De volta à direção depois de comandar o razoável Só Se Vive Duas Vezes, Lewis Gilbert puxa um pouco o freio com relação à veia cômica que vinha sendo injetada na série e que se extrapolou no filme passado, O Homem Com a Pistola de Ouro (que desagradou boa parte da crítica e desapontou nas bilheterias), operando um pequeno milagre ao dosar de maneira perfeita (e, a meu ver, improvável) o bom humor dos últimos capítulos e o retorno às origens mais dramáticas e agressivas da franquia. Assim, quando vemos Jaws soltar desajeitadamente uma pedra enorme em cima do pé e sentir a dor da pancada, somos levados ao riso sem que isso anule a ameaça representada pelo vilão – e, da mesma forma, toda a sequência em que o capanga ataca Bond pela primeira vez se revela esteticamente ambiciosa, com a fotografia de Claude Renoir usando sombras e escuridão para acentuar a imprevisibilidade acerca do que virá no plano seguinte e com a montagem de John Glen (este nome voltará à franquia) alternando elegantemente entre a ação e uma ópera. Na verdade, o único pecado de Gilbert é prolongar a ação que ocupa o terceiro ato por tempo demais, chegando ao ponto de torná-la particularmente cansativa e repetitiva.

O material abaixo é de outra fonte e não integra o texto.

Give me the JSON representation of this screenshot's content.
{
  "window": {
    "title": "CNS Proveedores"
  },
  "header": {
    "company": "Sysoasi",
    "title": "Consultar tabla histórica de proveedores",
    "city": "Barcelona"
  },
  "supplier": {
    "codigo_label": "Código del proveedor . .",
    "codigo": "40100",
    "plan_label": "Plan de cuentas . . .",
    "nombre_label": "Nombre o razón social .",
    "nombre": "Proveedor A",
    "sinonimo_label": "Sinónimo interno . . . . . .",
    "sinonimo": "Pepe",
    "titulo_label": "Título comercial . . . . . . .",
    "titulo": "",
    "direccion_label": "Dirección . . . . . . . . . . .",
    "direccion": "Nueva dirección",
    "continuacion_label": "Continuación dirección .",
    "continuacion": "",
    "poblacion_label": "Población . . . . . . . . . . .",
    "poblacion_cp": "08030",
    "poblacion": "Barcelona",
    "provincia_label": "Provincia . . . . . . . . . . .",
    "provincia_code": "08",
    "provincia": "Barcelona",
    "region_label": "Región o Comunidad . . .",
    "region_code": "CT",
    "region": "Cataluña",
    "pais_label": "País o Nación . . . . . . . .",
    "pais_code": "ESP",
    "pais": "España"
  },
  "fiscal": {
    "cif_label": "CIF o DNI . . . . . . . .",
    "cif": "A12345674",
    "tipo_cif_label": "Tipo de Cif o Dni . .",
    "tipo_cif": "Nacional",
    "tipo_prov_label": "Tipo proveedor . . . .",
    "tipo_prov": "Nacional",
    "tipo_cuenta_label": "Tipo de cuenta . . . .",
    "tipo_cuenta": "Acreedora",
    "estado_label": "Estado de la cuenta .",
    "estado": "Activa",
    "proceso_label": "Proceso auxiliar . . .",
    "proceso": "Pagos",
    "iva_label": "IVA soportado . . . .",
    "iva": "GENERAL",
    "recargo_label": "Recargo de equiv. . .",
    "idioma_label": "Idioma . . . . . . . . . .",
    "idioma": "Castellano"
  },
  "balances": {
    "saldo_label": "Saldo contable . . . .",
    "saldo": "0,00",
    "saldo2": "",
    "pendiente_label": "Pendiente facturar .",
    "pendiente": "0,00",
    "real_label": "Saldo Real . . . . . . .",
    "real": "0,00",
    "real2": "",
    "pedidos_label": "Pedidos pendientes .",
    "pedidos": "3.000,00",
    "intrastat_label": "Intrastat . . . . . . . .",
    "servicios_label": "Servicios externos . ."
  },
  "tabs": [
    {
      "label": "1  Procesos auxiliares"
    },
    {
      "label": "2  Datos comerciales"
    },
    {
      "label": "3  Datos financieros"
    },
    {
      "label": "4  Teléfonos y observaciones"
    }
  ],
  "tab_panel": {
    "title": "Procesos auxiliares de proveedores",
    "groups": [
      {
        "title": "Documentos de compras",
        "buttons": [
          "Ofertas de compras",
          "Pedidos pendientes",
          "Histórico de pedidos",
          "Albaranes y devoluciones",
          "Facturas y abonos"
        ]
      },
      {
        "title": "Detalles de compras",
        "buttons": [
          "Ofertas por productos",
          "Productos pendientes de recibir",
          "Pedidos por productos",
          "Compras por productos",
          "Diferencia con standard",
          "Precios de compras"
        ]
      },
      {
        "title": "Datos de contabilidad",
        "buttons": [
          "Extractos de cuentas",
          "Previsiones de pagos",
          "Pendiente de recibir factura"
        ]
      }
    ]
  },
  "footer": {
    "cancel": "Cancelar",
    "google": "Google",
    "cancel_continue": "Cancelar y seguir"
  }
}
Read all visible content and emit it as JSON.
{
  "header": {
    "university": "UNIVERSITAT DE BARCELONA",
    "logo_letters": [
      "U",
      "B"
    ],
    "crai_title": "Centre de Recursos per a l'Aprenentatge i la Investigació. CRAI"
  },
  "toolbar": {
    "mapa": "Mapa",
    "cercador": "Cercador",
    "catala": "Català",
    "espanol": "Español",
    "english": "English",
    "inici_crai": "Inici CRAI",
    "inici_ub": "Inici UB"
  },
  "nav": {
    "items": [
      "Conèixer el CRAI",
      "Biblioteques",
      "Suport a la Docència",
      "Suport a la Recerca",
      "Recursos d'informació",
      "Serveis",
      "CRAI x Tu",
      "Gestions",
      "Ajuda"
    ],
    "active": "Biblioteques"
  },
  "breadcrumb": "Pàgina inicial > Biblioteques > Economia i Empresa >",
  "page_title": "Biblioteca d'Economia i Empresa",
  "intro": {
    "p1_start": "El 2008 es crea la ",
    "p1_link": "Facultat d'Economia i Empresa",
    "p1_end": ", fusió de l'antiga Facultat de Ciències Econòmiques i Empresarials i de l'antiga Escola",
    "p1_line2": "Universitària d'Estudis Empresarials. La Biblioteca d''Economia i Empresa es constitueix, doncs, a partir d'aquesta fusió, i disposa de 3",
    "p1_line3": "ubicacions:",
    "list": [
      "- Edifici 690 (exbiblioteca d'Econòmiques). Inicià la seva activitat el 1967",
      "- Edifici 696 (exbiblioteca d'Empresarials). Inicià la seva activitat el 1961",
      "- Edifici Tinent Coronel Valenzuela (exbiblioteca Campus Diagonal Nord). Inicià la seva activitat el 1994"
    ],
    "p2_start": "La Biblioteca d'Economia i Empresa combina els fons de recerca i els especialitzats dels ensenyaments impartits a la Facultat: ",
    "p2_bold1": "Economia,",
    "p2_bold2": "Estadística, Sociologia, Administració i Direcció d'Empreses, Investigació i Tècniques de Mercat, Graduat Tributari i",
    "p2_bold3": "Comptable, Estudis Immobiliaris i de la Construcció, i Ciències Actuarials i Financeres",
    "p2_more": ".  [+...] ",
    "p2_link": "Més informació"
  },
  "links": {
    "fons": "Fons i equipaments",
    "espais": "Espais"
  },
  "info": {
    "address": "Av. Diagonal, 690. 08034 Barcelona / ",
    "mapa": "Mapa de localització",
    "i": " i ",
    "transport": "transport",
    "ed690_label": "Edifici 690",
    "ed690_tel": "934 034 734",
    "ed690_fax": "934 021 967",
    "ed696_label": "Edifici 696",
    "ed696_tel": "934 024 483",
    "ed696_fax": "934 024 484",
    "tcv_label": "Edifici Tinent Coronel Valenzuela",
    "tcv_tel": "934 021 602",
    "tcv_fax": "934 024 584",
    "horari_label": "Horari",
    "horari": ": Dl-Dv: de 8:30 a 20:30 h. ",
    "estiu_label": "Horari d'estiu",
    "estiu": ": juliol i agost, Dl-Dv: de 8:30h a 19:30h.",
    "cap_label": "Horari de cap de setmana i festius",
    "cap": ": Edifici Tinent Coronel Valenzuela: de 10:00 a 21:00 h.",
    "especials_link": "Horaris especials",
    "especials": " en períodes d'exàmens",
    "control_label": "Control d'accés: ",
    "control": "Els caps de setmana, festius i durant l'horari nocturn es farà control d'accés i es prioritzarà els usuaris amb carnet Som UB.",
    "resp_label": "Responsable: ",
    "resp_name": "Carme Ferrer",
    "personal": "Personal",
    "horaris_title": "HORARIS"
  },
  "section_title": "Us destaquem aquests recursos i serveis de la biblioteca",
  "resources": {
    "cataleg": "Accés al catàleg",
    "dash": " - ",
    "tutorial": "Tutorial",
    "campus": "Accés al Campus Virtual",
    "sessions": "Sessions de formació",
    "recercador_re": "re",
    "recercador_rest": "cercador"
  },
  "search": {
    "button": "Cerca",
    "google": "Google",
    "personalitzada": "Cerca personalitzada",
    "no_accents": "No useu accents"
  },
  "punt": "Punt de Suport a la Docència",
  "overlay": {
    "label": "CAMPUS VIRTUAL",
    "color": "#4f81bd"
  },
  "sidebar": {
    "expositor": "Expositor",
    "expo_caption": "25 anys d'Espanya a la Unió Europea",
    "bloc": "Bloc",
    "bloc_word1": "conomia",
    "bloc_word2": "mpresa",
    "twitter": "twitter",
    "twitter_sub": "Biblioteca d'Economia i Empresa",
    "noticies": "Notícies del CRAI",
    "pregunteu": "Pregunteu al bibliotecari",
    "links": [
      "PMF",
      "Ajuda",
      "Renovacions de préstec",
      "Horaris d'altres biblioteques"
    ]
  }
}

Com uma das melhores canções-tema de toda a série (“Nobody Does It Better”, cantada por Carly Simon, para mim rivaliza com “Goldfinger”, de Shirley Bassey), O Espião Que Me Amava ainda tem o mérito de trazer aquele que é, sem dúvida alguma, o mais marcante de todos os capangas dos vilões de James Bond: o Jaws interpretado por Richard Kiel, que se estabelece como uma figura devidamente absurda, como os padrões das histórias de 007 exigiam. Simultaneamente divertido em seu exagero e ameaçador em sua postura, Jaws representa um perigo constante e palpável, levando o espectador a senti-lo como um real obstáculo para Bond (mesmo que não necessariamente tema pela vida deste) – e o desfecho que o personagem ganha no filme não poderia representá-lo de forma mais apropriada, assumindo de vez aquilo que já temíamos desde o início: nada pode pará-lo.
Assim, O Espião Que Me Amava se estabelece como uma grata surpresa em uma fase da série 007 que seria pontuada por altos e baixos. E não deixa de ser curioso que, mesmo que Roger Moore seja lembrado como o mais engraçado dos James Bonds, os melhores filmes de sua “era” tenham sido justamente os que mais se levavam a sério.